У Климента Римского, следовательно, в то время, когда еще многие стороны в жизни Церкви не имели неизменного порядка, или же когда каждая церковь имела свой порядок, мы встречаемся с наказом о том, чтобы священные действия совершались не «без порядка», следовательно, имеем указание по крайней мере на одну область, где не было места индивидуализму, именно область литургическую.

12

Мы упоминали о правилах древней церкви, по которым христианин, без достаточно уважительной причины не приходивший на христианские молитвенные собрания три воскресных дня сразу, привлекали на себя внимание, как нарушающий обязательный порядок церковной жизни. Это показывает, что по понятиям Церкви, христианин обязуется не только к исполнению долга молитвы (ибо возможно предположить, что не являвшийся в общие собрания этого долга, однако, не нарушал), но и к исполнению в общении с Церковью, следовательно – к исполнению в известном общеобязательном порядке.
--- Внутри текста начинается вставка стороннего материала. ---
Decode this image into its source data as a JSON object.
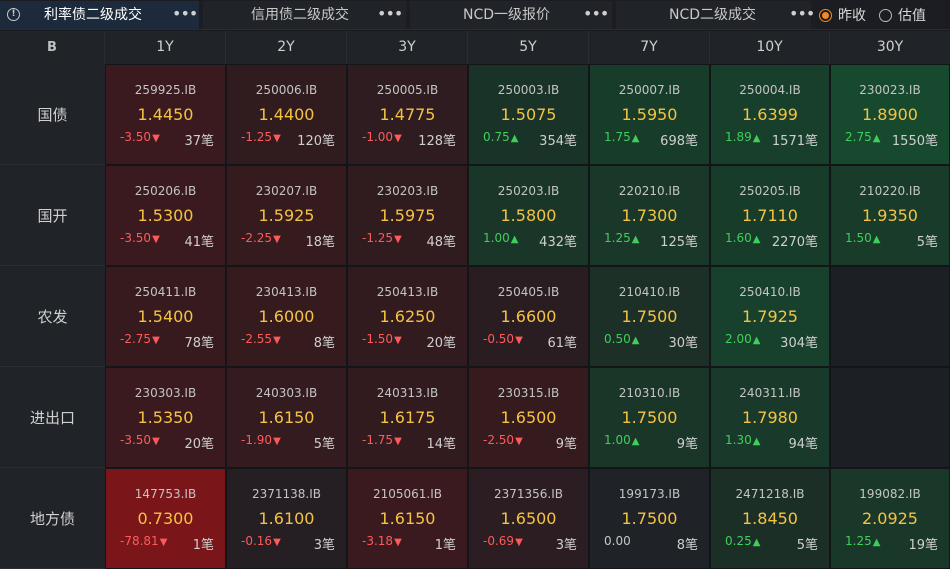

Конечно, позднее стала допускаться, как законная форма жизни и жизнь в разобщении с церковью (обычаи анахоретов находившая оправдание в том, что уединение само по себе составляет нравственный подвиг; но первоначальная дисциплина церкви, очевидно, сепаратной жизни не допускала или, по крайней мере, такой жизни не доверяла в отношении безопасности ее, как пути спасения.

13

В богословской литературе, как православной, так и в римско-католической, употребительно выражение: «вопрос чисто дисциплинарный» (quest merae disciplinae). Это и значит, что данный вопрос составляет исключительно вопрос порядка, церковного устройства с той его стороны, которая не соприкасается ни с чем таким, что относится к вере, прямо или косвенно нарушает положение вероучения и т.п. В одном из католических мнений «чисто дисциплинарным определением» Церкви называется определение, касающееся таких вещей, кои внутренне не составляют собой ни добра, ни зла» (Teol. cors. compl. t. 28, p. 1418). Такой смысл дисциплинарных определений, действительно существует и к нему должно отнести все определения в целях большей благоустроенности или благопристойности, […] например, хотя бы встречающееся в древних канонах запрещение пресвитерам присутствовать на браке, т.е. на брачном пиршестве. Разумеется, присутствие пресвитера на браке не само по себе будет предосудительным, а как обстоятельство не удобное […] только свойствам брачных пиршеств. Сравн. […]. 44. Но, очевидно, все-таки, что этот класс определений не может обнимать собой всю область дисциплины: в предыдущем примечании указан пример определения, которое уже не может быть […] касающимся предмета, не имеющего отношения ни к добру, ни к злу, в смысле понятий завета Нового.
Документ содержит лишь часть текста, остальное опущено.